In practice, though, I would expect that the Rust maintainers would fix those sorts of things up before an actual release is cut, after the 2-week merge window, during the period when only fixes are accepted. Maybe not every single time, but most of the time; if no one is available to fix a particular bit of breakage, then it's broken for that release. And that's fine too, even if it might be annoying to some users.
> I think the way you do this is set things up so that no bits that are written in Rust are built by default, and make sure that the build system is set up such that Rust bindings for C code are only built when there's Rust code that's enabled that requires them.
Which is currently the only way possible and it will stay that way for a long time because remember that clang support less targets than gcc and gcc cannot compile Rust.
Once gcc can /reliably/ compile Rust, then and only then Rust could be "upgraded" to a first class citizen in Linux. The "C-maintainers don't want to learn Rust" issue, will still be here of course, but there will already be many years of having a mixed code base..
Because nothing is forcing a distro to adopt a kernel that has items that are broken. Not a lot of folks out there are manually compiling and deploying standalone kernels to production systems.
C can break rust, and Debian/Ubuntu/Redhat/suse/etc can wait for it to be fixed before pushing a new kernel to end users.
You can merge it into your branch as e.g. the DMA maintainer, then the rust folk can pull your changes and fix the bindings. Maybe you as maintainer could give them a heads up and a quick consideration of the error.
Yes, Rust as something optional doesn't really make sense long term. Either it will continue to only be used in nieche drivers (in which case why bother?) or eventually you need to build Rust code to have a usable kernel for common hardware. Any promises to the contrary need to be backed up with more than "trus me bro".

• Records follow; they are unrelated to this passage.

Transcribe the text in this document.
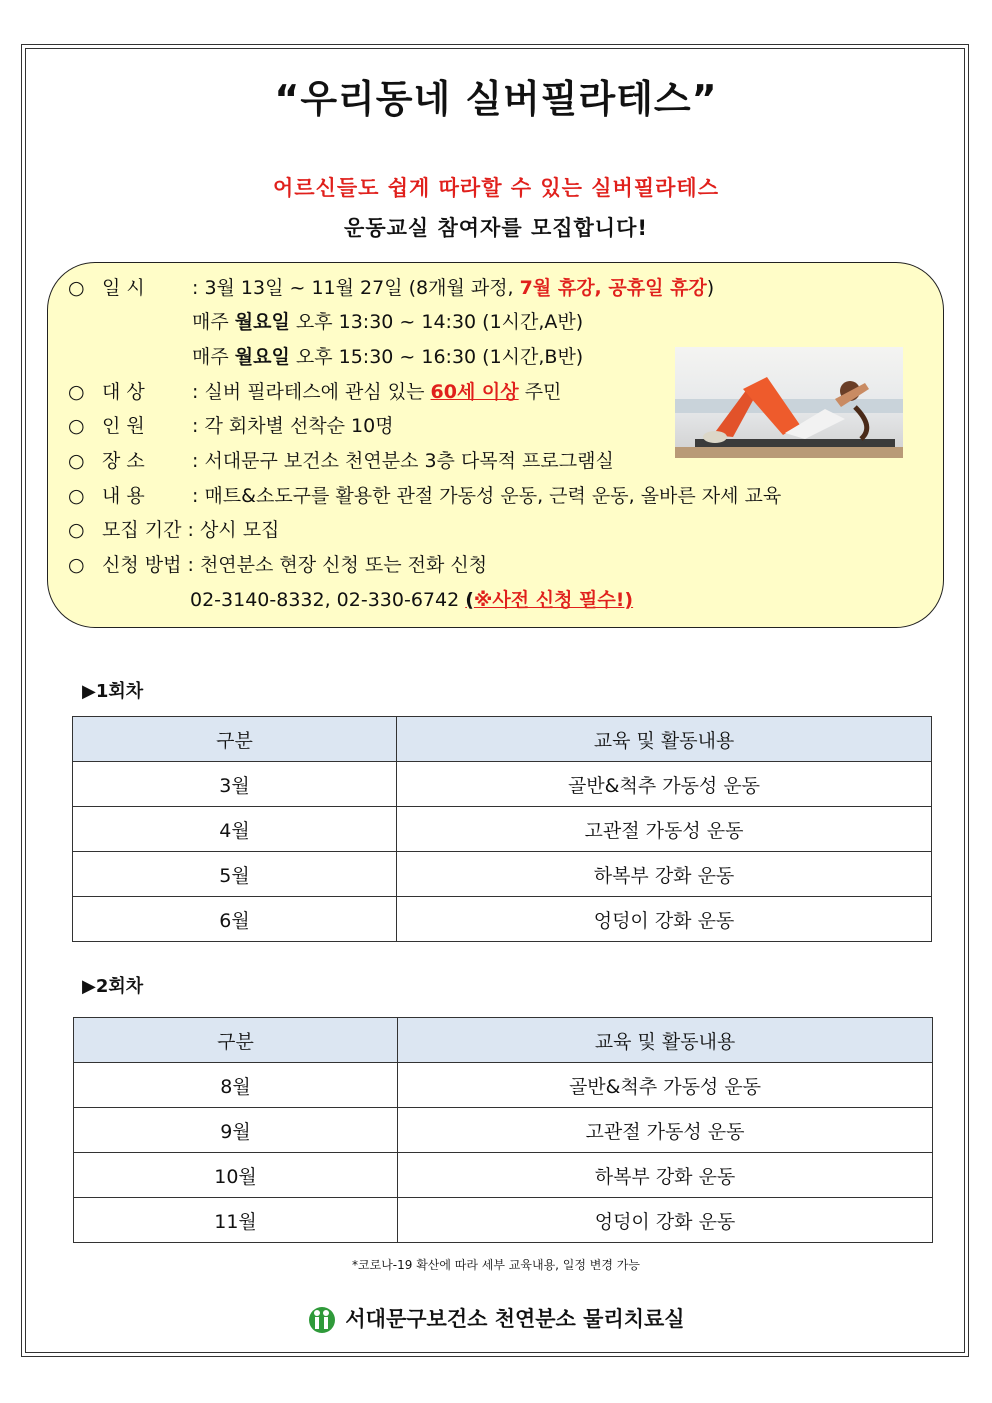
“우리동네 실버필라테스”
어르신들도 쉽게 따라할 수 있는 실버필라테스
운동교실 참여자를 모집합니다!
○ 일 시 : 3월 13일 ~ 11월 27일 (8개월 과정, 7월 휴강, 공휴일 휴강)
매주 월요일 오후 13:30 ~ 14:30 (1시간,A반)
매주 월요일 오후 15:30 ~ 16:30 (1시간,B반)
○ 대 상 : 실버 필라테스에 관심 있는 60세 이상 주민
○ 인 원 : 각 회차별 선착순 10명
○ 장 소 : 서대문구 보건소 천연분소 3층 다목적 프로그램실
○ 내 용 : 매트&소도구를 활용한 관절 가동성 운동, 근력 운동, 올바른 자세 교육
○ 모집 기간 : 상시 모집
○ 신청 방법 : 천연분소 현장 신청 또는 전화 신청
02-3140-8332, 02-330-6742 (※사전 신청 필수!)
▶1회차
구분	교육 및 활동내용
3월	골반&척추 가동성 운동
4월	고관절 가동성 운동
5월	하복부 강화 운동
6월	엉덩이 강화 운동
▶2회차
구분	교육 및 활동내용
8월	골반&척추 가동성 운동
9월	고관절 가동성 운동
10월	하복부 강화 운동
11월	엉덩이 강화 운동
*코로나-19 확산에 따라 세부 교육내용, 일정 변경 가능
서대문구보건소 천연분소 물리치료실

That's the theory. However, isn't likely that as things like the new Nova Nvidia driver is written in Rust, the things that depend on Rust are suddenly so important, that shipping with it disabled is unrealistic, even without a policy change. (I don't think this is bad)

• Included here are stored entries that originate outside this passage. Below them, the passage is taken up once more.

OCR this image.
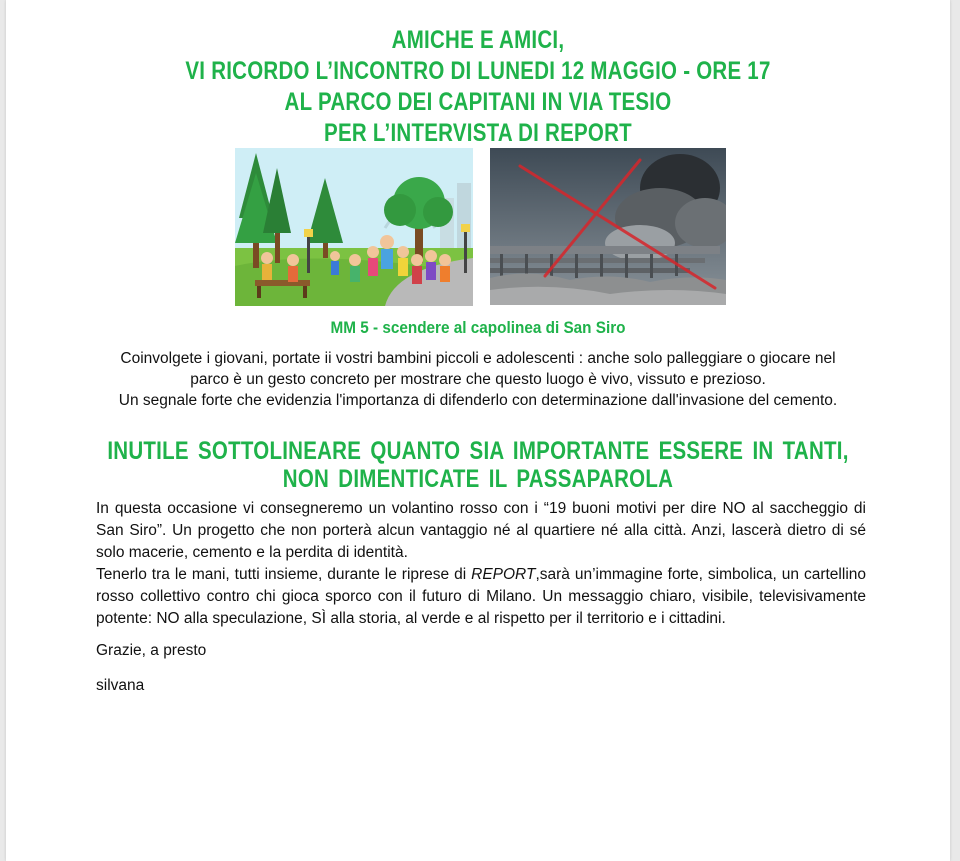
AMICHE E AMICI,
VI RICORDO L’INCONTRO DI LUNEDI 12 MAGGIO - ORE 17
AL PARCO DEI CAPITANI IN VIA TESIO
PER L’INTERVISTA DI REPORT
MM 5 - scendere al capolinea di San Siro
Coinvolgete i giovani, portate ii vostri bambini piccoli e adolescenti : anche solo palleggiare o giocare nel
parco è un gesto concreto per mostrare che questo luogo è vivo, vissuto e prezioso.
Un segnale forte che evidenzia l'importanza di difenderlo con determinazione dall'invasione del cemento.
INUTILE SOTTOLINEARE QUANTO SIA IMPORTANTE ESSERE IN TANTI,
NON DIMENTICATE IL PASSAPAROLA

In questa occasione vi consegneremo un volantino rosso con i “19 buoni motivi per dire NO al saccheggio di San Siro”. Un progetto che non porterà alcun vantaggio né al quartiere né alla città. Anzi, lascerà dietro di sé solo macerie, cemento e la perdita di identità.

Tenerlo tra le mani, tutti insieme, durante le riprese di REPORT,sarà un’immagine forte, simbolica, un cartellino rosso collettivo contro chi gioca sporco con il futuro di Milano. Un messaggio chiaro, visibile, televisivamente potente: NO alla speculazione, SÌ alla storia, al verde e al rispetto per il territorio e i cittadini.

Grazie, a presto
silvana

Rust for Linux is currently experiment. If a larger number of widely-used drivers get written in Rust and developers prefer writing them in Rust over C, then I guess it's time to declare the experiment a success and flip the switch?

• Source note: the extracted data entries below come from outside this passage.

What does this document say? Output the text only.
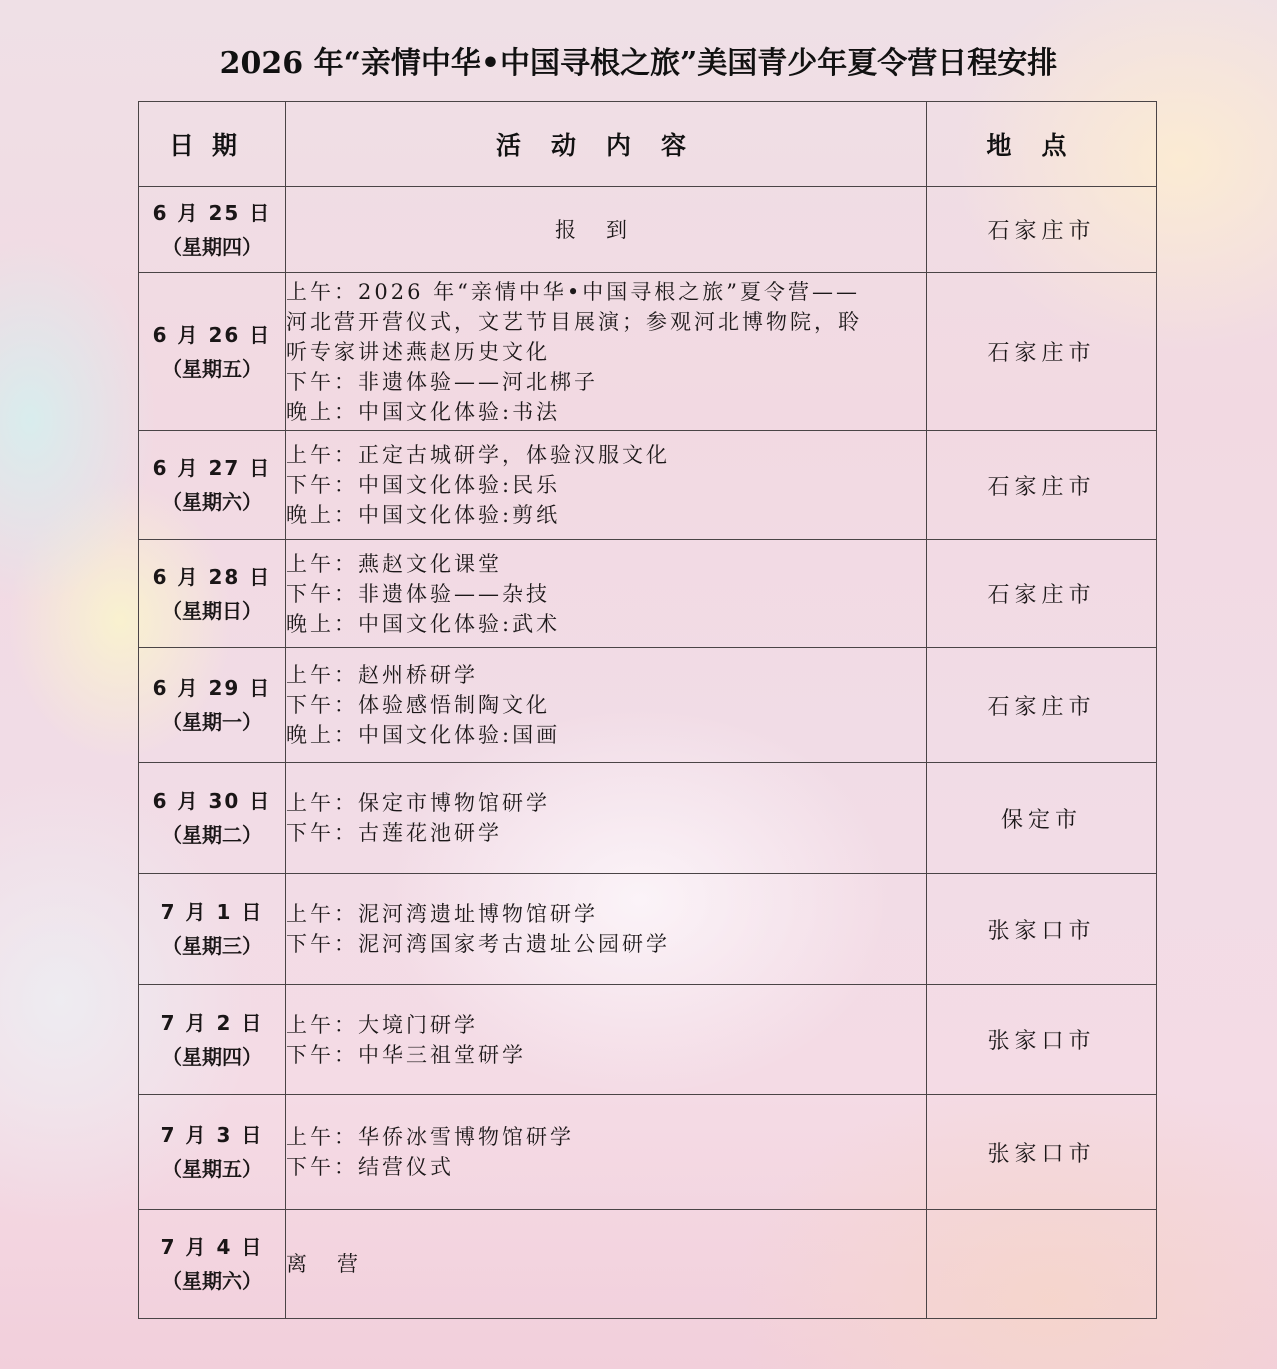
2026 年“亲情中华•中国寻根之旅”美国青少年夏令营日程安排
日期	活动内容	地点

6 月 25 日
（星期四）	报到	石家庄市

6 月 26 日
（星期五）	上午：2026 年“亲情中华•中国寻根之旅”夏令营——
河北营开营仪式，文艺节目展演；参观河北博物院，聆
听专家讲述燕赵历史文化
下午：非遗体验——河北梆子
晚上：中国文化体验:书法	石家庄市

6 月 27 日
（星期六）	上午：正定古城研学，体验汉服文化
下午：中国文化体验:民乐
晚上：中国文化体验:剪纸	石家庄市

6 月 28 日
（星期日）	上午：燕赵文化课堂
下午：非遗体验——杂技
晚上：中国文化体验:武术	石家庄市

6 月 29 日
（星期一）	上午：赵州桥研学
下午：体验感悟制陶文化
晚上：中国文化体验:国画	石家庄市

6 月 30 日
（星期二）	上午：保定市博物馆研学
下午：古莲花池研学	保定市

7 月 1 日
（星期三）	上午：泥河湾遗址博物馆研学
下午：泥河湾国家考古遗址公园研学	张家口市

7 月 2 日
（星期四）	上午：大境门研学
下午：中华三祖堂研学	张家口市

7 月 3 日
（星期五）	上午：华侨冰雪博物馆研学
下午：结营仪式	张家口市

7 月 4 日
（星期六）	离营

According to the policy, rust folks should fix the rust binding when C changes breaks the binding. The C maintainer don't need to care rust, at all.
In practice, though, I would expect this needs lots of coordination. A PR with C only changes that breaks the whole building (because rust binding is broken) is unlikely to be merged to mainline.
Linus can reiterate his policy, but the issue can't be resolved without some rust developers keep on their persistent work and builds up their reputation.